U.K. researchers have linked the AstraZeneca COVID-19 vaccine to the first incidences of strokes caused from blockages of major arteries in the brain.

Three cases of ischemic strokes, caused when a blockage prevents a vessel from supplying blood to the brain, occurred in two women and a man in their 30s or 40s. The strokes involved blockages of the carotid and middle cerebral arteries and led to the death of one patient, according to a letter published Tuesday in the Journal of Neurology, Neurosurgery and Psychiatry. Two of the patients also experienced blood clots.

All three patients had very low counts of platelets (cell segments found in blood), confirmed antibodies to platelet factor 4, and raised D-dimer levels (which is used to test for blood clots), all features of the vaccine-induced immune thrombotic thrombocytopenia (VITT) reaction, a blood clotting disorder, tied to the AstraZeneca vaccine.  

“These are first detailed reports of arterial stroke believed to be caused by VITT after the AstraZeneca COVID vaccine, although stroke has been mentioned previously in the VITT data,” senior author David Werring told Medscape.

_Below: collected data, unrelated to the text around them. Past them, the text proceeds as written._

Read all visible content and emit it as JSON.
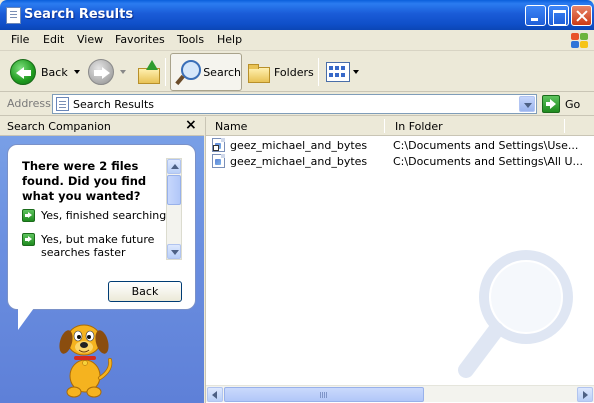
{
  "window": {
    "title": "Search Results"
  },
  "menu": [
    "File",
    "Edit",
    "View",
    "Favorites",
    "Tools",
    "Help"
  ],
  "toolbar": {
    "back_label": "Back",
    "search_label": "Search",
    "folders_label": "Folders"
  },
  "address": {
    "label": "Address",
    "value": "Search Results",
    "go_label": "Go"
  },
  "companion": {
    "title": "Search Companion",
    "question": "There were 2 files found. Did you find what you wanted?",
    "options": [
      "Yes, finished searching",
      "Yes, but make future searches faster"
    ],
    "back_label": "Back"
  },
  "results": {
    "columns": [
      "Name",
      "In Folder"
    ],
    "rows": [
      {
        "name": "geez_michael_and_bytes",
        "folder": "C:\\Documents and Settings\\Use..."
      },
      {
        "name": "geez_michael_and_bytes",
        "folder": "C:\\Documents and Settings\\All U..."
      }
    ]
  },
  "colors": {
    "titlebar": "#0F4FC9",
    "companion_bg": "#6b8fe0",
    "chrome": "#ECE9D8"
  }
}
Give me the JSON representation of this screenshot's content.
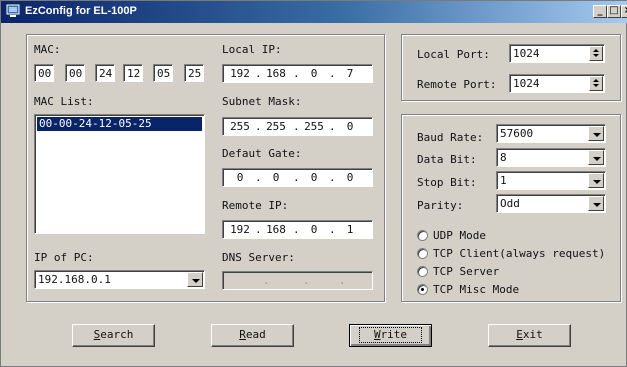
{
  "window": {
    "title": "EzConfig for EL-100P"
  },
  "mac": {
    "label": "MAC:",
    "octets": [
      "00",
      "00",
      "24",
      "12",
      "05",
      "25"
    ]
  },
  "mac_list": {
    "label": "MAC List:",
    "items": [
      "00-00-24-12-05-25"
    ]
  },
  "pc_ip": {
    "label": "IP of PC:",
    "value": "192.168.0.1"
  },
  "local_ip": {
    "label": "Local IP:",
    "octets": [
      "192",
      "168",
      "0",
      "7"
    ]
  },
  "subnet_mask": {
    "label": "Subnet Mask:",
    "octets": [
      "255",
      "255",
      "255",
      "0"
    ]
  },
  "gateway": {
    "label": "Defaut Gate:",
    "octets": [
      "0",
      "0",
      "0",
      "0"
    ]
  },
  "remote_ip": {
    "label": "Remote IP:",
    "octets": [
      "192",
      "168",
      "0",
      "1"
    ]
  },
  "dns": {
    "label": "DNS Server:"
  },
  "ports": {
    "local_label": "Local Port:",
    "local_value": "1024",
    "remote_label": "Remote Port:",
    "remote_value": "1024"
  },
  "serial": {
    "baud_label": "Baud Rate:",
    "baud_value": "57600",
    "databit_label": "Data Bit:",
    "databit_value": "8",
    "stopbit_label": "Stop Bit:",
    "stopbit_value": "1",
    "parity_label": "Parity:",
    "parity_value": "Odd"
  },
  "modes": {
    "udp": "UDP Mode",
    "tcp_client": "TCP Client(always request)",
    "tcp_server": "TCP Server",
    "tcp_misc": "TCP Misc Mode",
    "selected": "tcp_misc"
  },
  "buttons": {
    "search_u": "S",
    "search_rest": "earch",
    "read_u": "R",
    "read_rest": "ead",
    "write_u": "W",
    "write_rest": "rite",
    "exit_u": "E",
    "exit_rest": "xit"
  }
}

“In patients who present with ischemic stroke, especially younger patients, and who have had the AstraZeneca vaccine within the past month, clinicians need to consider VITT as a possible cause, as there is a specific treatment needed for this syndrome,” said Mr. Werring, who is a clinical neurology professor at the University College London Queen Square Institute of Neurology. 

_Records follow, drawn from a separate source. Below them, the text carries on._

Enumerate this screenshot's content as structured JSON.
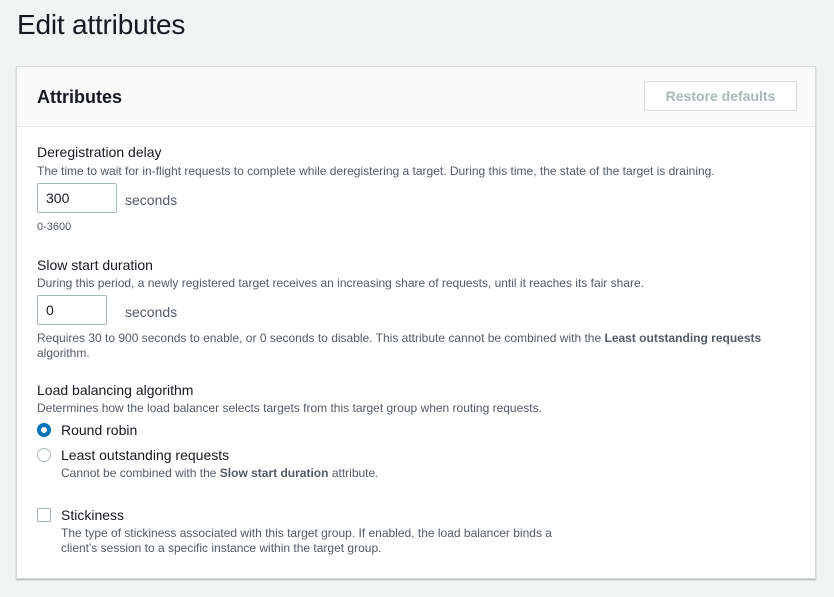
{
  "page": {
    "title": "Edit attributes"
  },
  "panel": {
    "title": "Attributes",
    "restore_label": "Restore defaults"
  },
  "deregistration": {
    "label": "Deregistration delay",
    "description": "The time to wait for in-flight requests to complete while deregistering a target. During this time, the state of the target is draining.",
    "value": "300",
    "unit": "seconds",
    "range_hint": "0-3600"
  },
  "slow_start": {
    "label": "Slow start duration",
    "description": "During this period, a newly registered target receives an increasing share of requests, until it reaches its fair share.",
    "value": "0",
    "unit": "seconds",
    "hint_prefix": "Requires 30 to 900 seconds to enable, or 0 seconds to disable. This attribute cannot be combined with the",
    "hint_bold": "Least outstanding requests",
    "hint_suffix": "algorithm."
  },
  "algorithm": {
    "label": "Load balancing algorithm",
    "description": "Determines how the load balancer selects targets from this target group when routing requests.",
    "selected": "Round robin",
    "options": [
      {
        "label": "Round robin"
      },
      {
        "label": "Least outstanding requests",
        "desc_prefix": "Cannot be combined with the",
        "desc_bold": "Slow start duration",
        "desc_suffix": "attribute."
      }
    ]
  },
  "stickiness": {
    "label": "Stickiness",
    "checked": false,
    "description_line1": "The type of stickiness associated with this target group. If enabled, the load balancer binds a",
    "description_line2": "client's session to a specific instance within the target group."
  },
  "colors": {
    "accent": "#0073bb",
    "background": "#f2f3f3",
    "border": "#aab7b8",
    "muted_text": "#545b64"
  }
}
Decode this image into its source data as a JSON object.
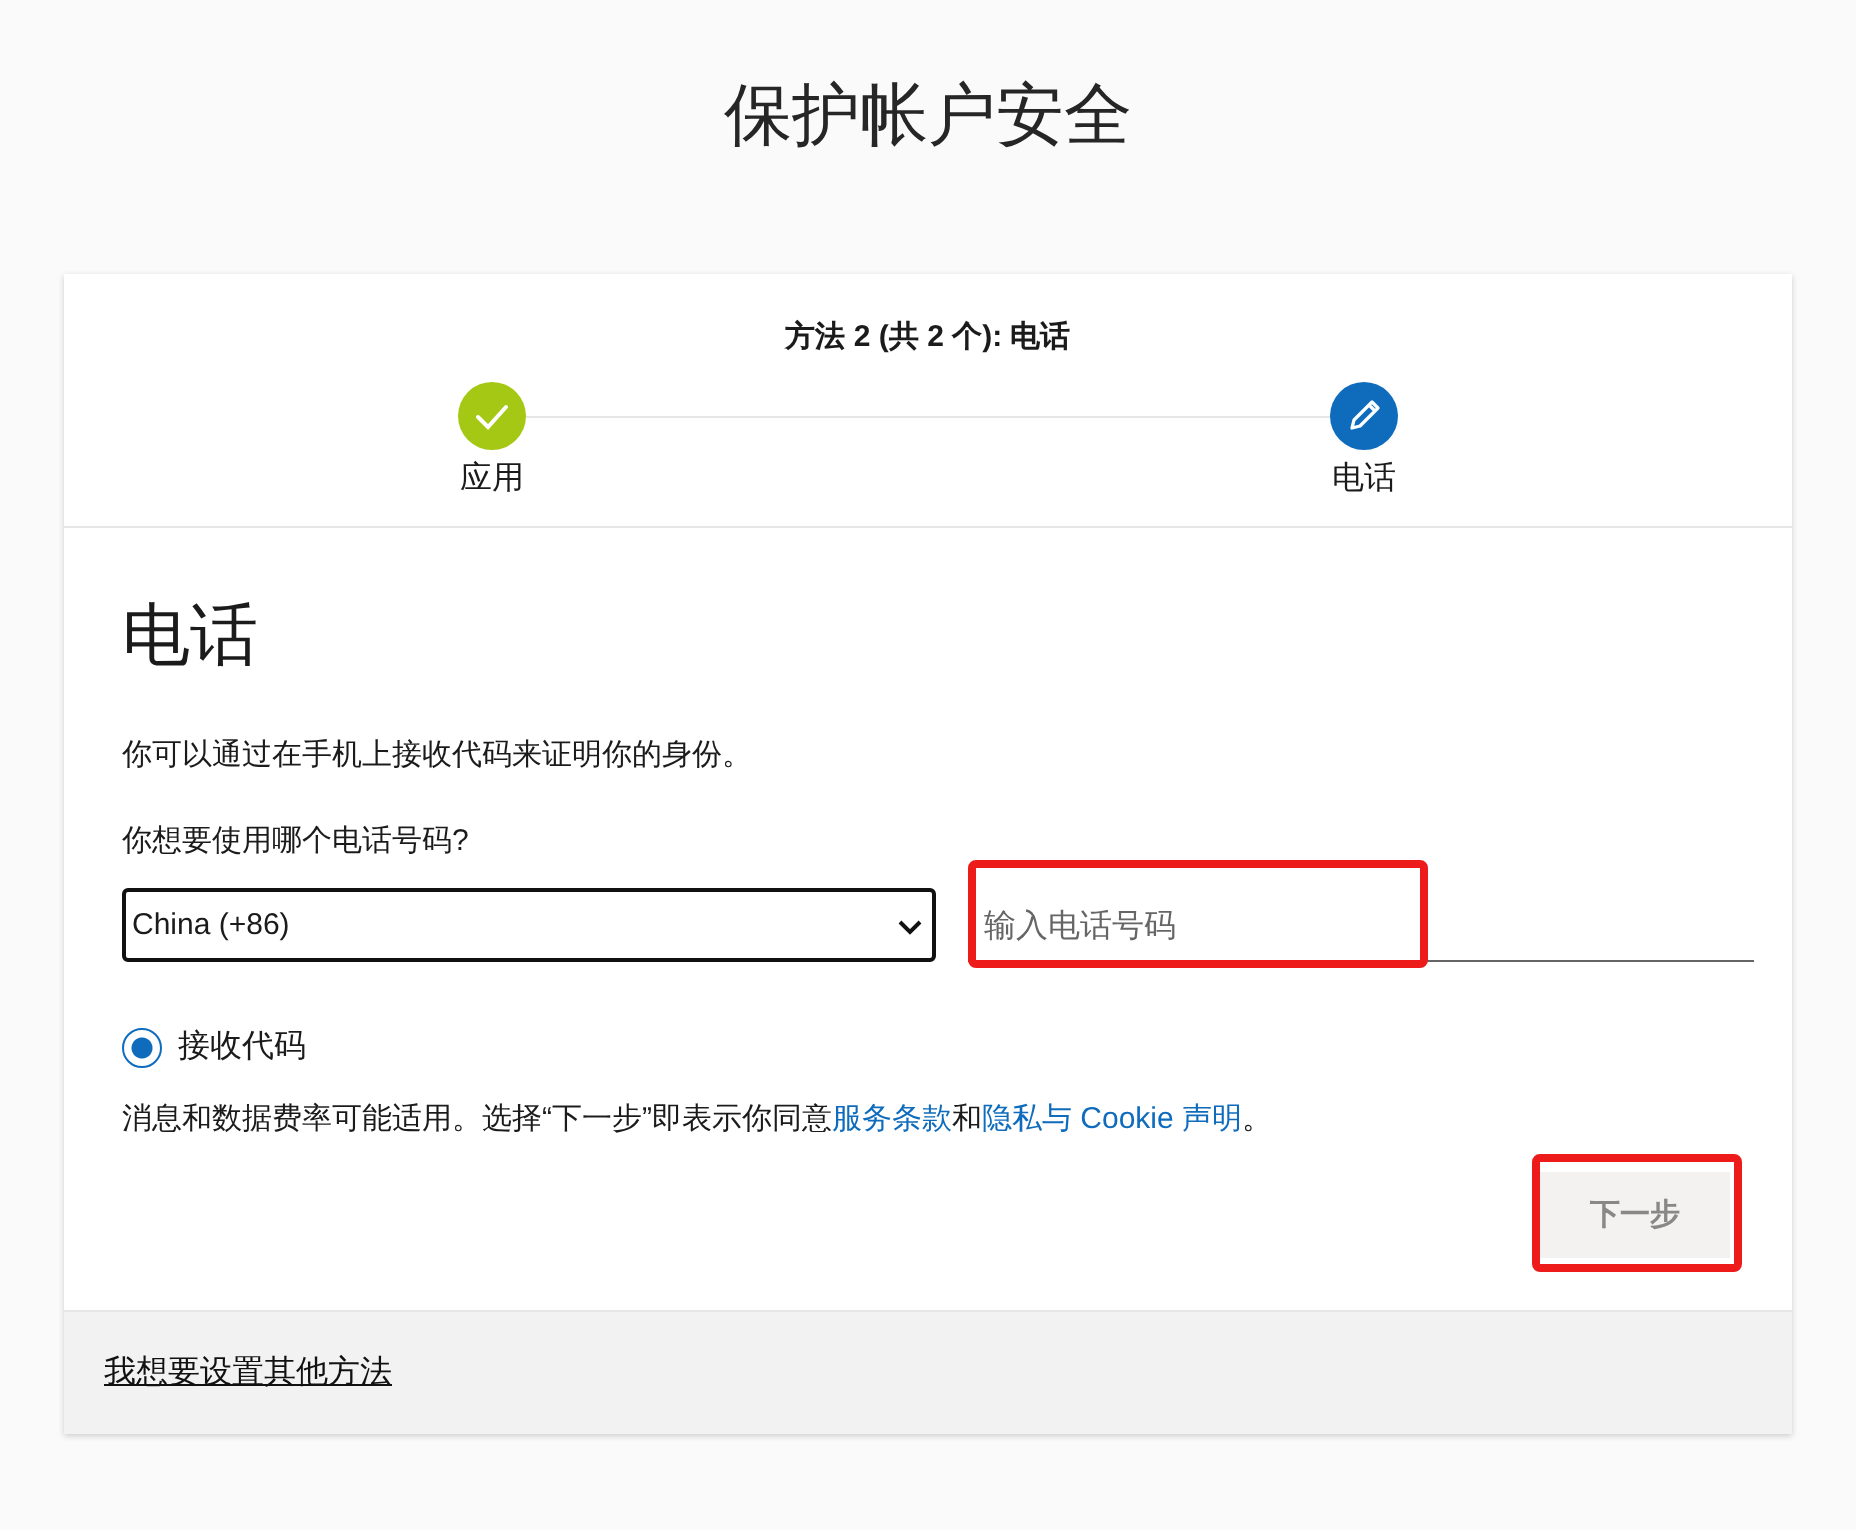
{
  "page_title": "保护帐户安全",
  "progress": {
    "title": "方法 2 (共 2 个): 电话",
    "steps": [
      {
        "label": "应用",
        "kind": "done"
      },
      {
        "label": "电话",
        "kind": "current"
      }
    ]
  },
  "section": {
    "heading": "电话",
    "description": "你可以通过在手机上接收代码来证明你的身份。",
    "question": "你想要使用哪个电话号码?",
    "country_select": {
      "value": "China (+86)"
    },
    "phone_field": {
      "placeholder": "输入电话号码",
      "highlighted": true
    },
    "options": [
      {
        "label": "接收代码",
        "selected": true
      }
    ],
    "notice": [
      {
        "kind": "text",
        "text": "消息和数据费率可能适用。选择“下一步”即表示你同意"
      },
      {
        "kind": "link",
        "text": "服务条款"
      },
      {
        "kind": "text",
        "text": "和"
      },
      {
        "kind": "link",
        "text": "隐私与 Cookie 声明"
      },
      {
        "kind": "text",
        "text": "。"
      }
    ],
    "next_button": {
      "label": "下一步",
      "disabled": true,
      "highlighted": true
    }
  },
  "footer": {
    "link": "我想要设置其他方法"
  }
}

He added although these health conditions are serious, the benefit of the vaccine still outweighs its risks, noting that about 1 in 50,000 to 1 in 100,000 recipients of the AstraZeneca vaccine experience vaccine-induced blood clots. However, an estimated 40% of patients hospitalized with COVID-19 experience blood clots while about 1.5% have a stroke, he said. 

The first patient, a woman in her 30s who died, had a headache on the right side and around her eyes six days after getting the vaccine. She felt weakness in the left side of her face, arm and leg five days later. Imaging showed that she had a blocked right middle cerebral artery with brain infarction and clots in the right portal vein. 

The second patient was a woman in her late 30s who experienced a headache, confusion, weakness in her left arm and loss of vision on the left side 12 days after receiving the vaccine. Imaging revealed a blockage of both carotid arteries and blood clots. 

The third patient was a man in his early 40s who started having issues speaking three weeks after getting vaccinated. He had a clot in the left middle cerebral artery. 

Several countries paused the use of the AstraZeneca vaccine earlier this year amid reports of blood clots linked to the shots or limited its use to older people since the vaccine-induced blood clots appear to more frequently affect younger people. However, health experts including from the World Health Organization have ruled that the benefits of the vaccine outweigh the risks. It is recommended in the UK that people under 40 years old are offered an alternative to the AstraZeneca vaccine if possible.